Aix-en-Provence Handball: Une Histoire Riche et Passionnante

Le Pays d'Aix Handball, club emblématique de la région provençale, possède une histoire riche et passionnante, marquée par des moments de gloire, des défis surmontés et une identité forte ancrée dans son territoire. Cet article vous propose de plonger au cœur de cette aventure humaine et sportive, en explorant les différentes facettes qui ont façonné l'histoire du club.

Les Débuts et l'Ascension

Le club d'Aix-en-Provence fête son 70e anniversaire cette année, témoignant d'une longue histoire et d'un rôle d'identification important pour les habitants, notamment les jeunes qui peuvent grandir au club et s'identifier à lui.

Dans le passé, Nikola Karabatic a marqué d’une trace indélébile l’histoire du handball. Visage emblématique de la génération des Experts, l’ancien meilleur joueur du monde évoque sa demi-saison en 2013 au Provence Aix Université Club Handball, quand le Pauc, tout juste promu, luttait pour le maintien en première division.
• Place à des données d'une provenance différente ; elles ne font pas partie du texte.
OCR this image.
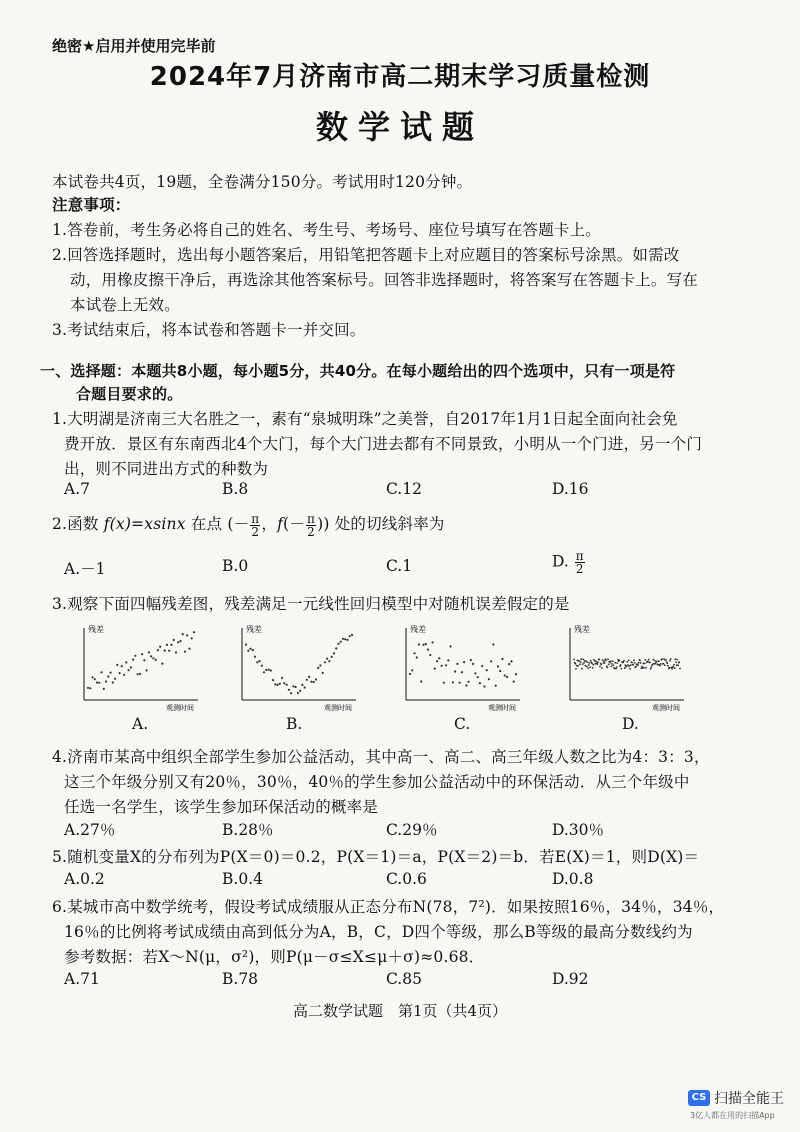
绝密★启用并使用完毕前
2024年7月济南市高二期末学习质量检测
数学试题
本试卷共4页，19题，全卷满分150分。考试用时120分钟。
注意事项：
1.答卷前，考生务必将自己的姓名、考生号、考场号、座位号填写在答题卡上。
2.回答选择题时，选出每小题答案后，用铅笔把答题卡上对应题目的答案标号涂黑。如需改
动，用橡皮擦干净后，再选涂其他答案标号。回答非选择题时，将答案写在答题卡上。写在
本试卷上无效。
3.考试结束后，将本试卷和答题卡一并交回。
一、选择题：本题共8小题，每小题5分，共40分。在每小题给出的四个选项中，只有一项是符
合题目要求的。
1.大明湖是济南三大名胜之一，素有“泉城明珠”之美誉，自2017年1月1日起全面向社会免
费开放．景区有东南西北4个大门，每个大门进去都有不同景致，小明从一个门进，另一个门
出，则不同进出方式的种数为
A.7	B.8	C.12	D.16
2.函数 f(x)=xsinx 在点 (－ $\frac{\pi}{2}$ ，$f(- \frac{\pi}{2}$ )) 处的切线斜率为
A.－1	B.0	C.1	D. $\frac{\pi}{2}$
3.观察下面四幅残差图，残差满足一元线性回归模型中对随机误差假定的是
残差
观测时间
残差
观测时间
残差
观测时间
残差
观测时间
A.	B.	C.	D.
4.济南市某高中组织全部学生参加公益活动，其中高一、高二、高三年级人数之比为4：3：3，
这三个年级分别又有20％，30％，40％的学生参加公益活动中的环保活动．从三个年级中
任选一名学生，该学生参加环保活动的概率是
A.27％	B.28％	C.29％	D.30％
5.随机变量X的分布列为P(X＝0)＝0.2，P(X＝1)＝a，P(X＝2)＝b．若E(X)＝1，则D(X)＝
A.0.2	B.0.4	C.0.6	D.0.8
6.某城市高中数学统考，假设考试成绩服从正态分布N(78，7²)．如果按照16％，34％，34％，
16％的比例将考试成绩由高到低分为A，B，C，D四个等级，那么B等级的最高分数线约为
参考数据：若X～N(μ，σ²)，则P(μ－σ≤X≤μ＋σ)≈0.68．
A.71	B.78	C.85	D.92
高二数学试题　第1页（共4页）
CS 扫描全能王
3亿人都在用的扫描App
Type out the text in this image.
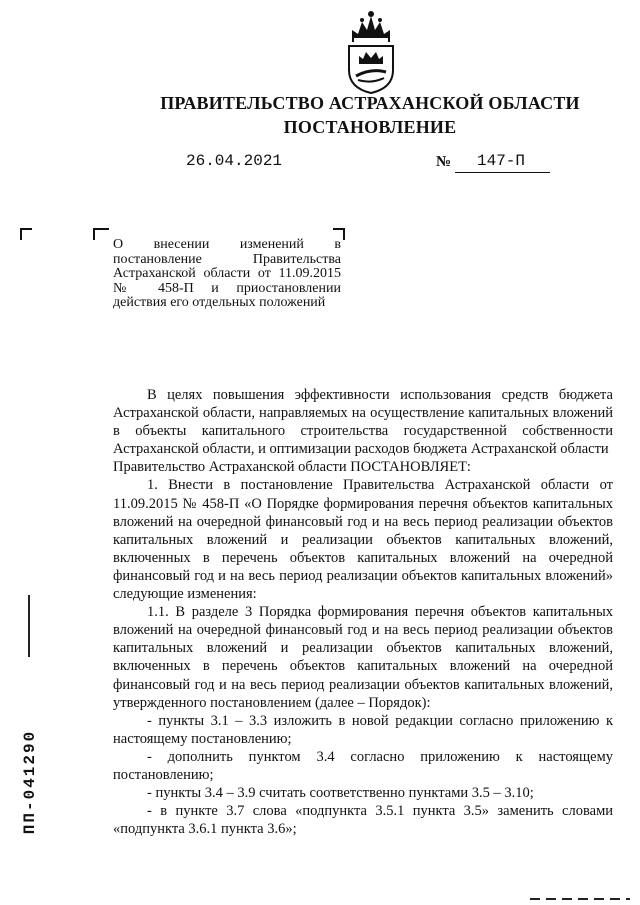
ПРАВИТЕЛЬСТВО АСТРАХАНСКОЙ ОБЛАСТИ
ПОСТАНОВЛЕНИЕ
26.04.2021	№ 147-П
О внесении изменений в постановление Правительства Астраханской области от 11.09.2015 № 458-П и приостановлении действия его отдельных положений

В целях повышения эффективности использования средств бюджета Астраханской области, направляемых на осуществление капитальных вложений в объекты капитального строительства государственной собственности Астраханской области, и оптимизации расходов бюджета Астраханской области

Правительство Астраханской области ПОСТАНОВЛЯЕТ:

1. Внести в постановление Правительства Астраханской области от 11.09.2015 № 458-П «О Порядке формирования перечня объектов капитальных вложений на очередной финансовый год и на весь период реализации объектов капитальных вложений и реализации объектов капитальных вложений, включенных в перечень объектов капитальных вложений на очередной финансовый год и на весь период реализации объектов капитальных вложений» следующие изменения:

1.1. В разделе 3 Порядка формирования перечня объектов капитальных вложений на очередной финансовый год и на весь период реализации объектов капитальных вложений и реализации объектов капитальных вложений, включенных в перечень объектов капитальных вложений на очередной финансовый год и на весь период реализации объектов капитальных вложений, утвержденного постановлением (далее – Порядок):

- пункты 3.1 – 3.3 изложить в новой редакции согласно приложению к настоящему постановлению;

- дополнить пунктом 3.4 согласно приложению к настоящему постановлению;

- пункты 3.4 – 3.9 считать соответственно пунктами 3.5 – 3.10;

- в пункте 3.7 слова «подпункта 3.5.1 пункта 3.5» заменить словами «подпункта 3.6.1 пункта 3.6»;

ПП-041290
Karabatic explique qu'il est allé à Aix suite à l’affaire des paris truqués qui l’a fait partir de Montpellier. Son petit frère Luka jouait déjà dans cette équipe et il éprouvait une grande envie d’évoluer avec lui en club pour l’accompagner dans sa carrière. Par ailleurs, son agent Bhakti Ong est d’Aix donc il y avait déjà un lien avec le Pauc.

Avant de rejoindre Aix, Karabatic avait l’habitude de jouer la gagne en championnat avec Montpellier et il comptait deux sacres olympiques avec les Bleus. Il a directement pris la mission très à cœur et c’était un véritable challenge de maintenir Aix au plus haut niveau français alors que le club venait de monter en D1. Il trouvait cela hyper excitant de devoir sauver le Pauc de la relégation. Il considère que ne pas descendre avec Aix était un plus grand défi que de jouer le titre avec une équipe comme Montpellier.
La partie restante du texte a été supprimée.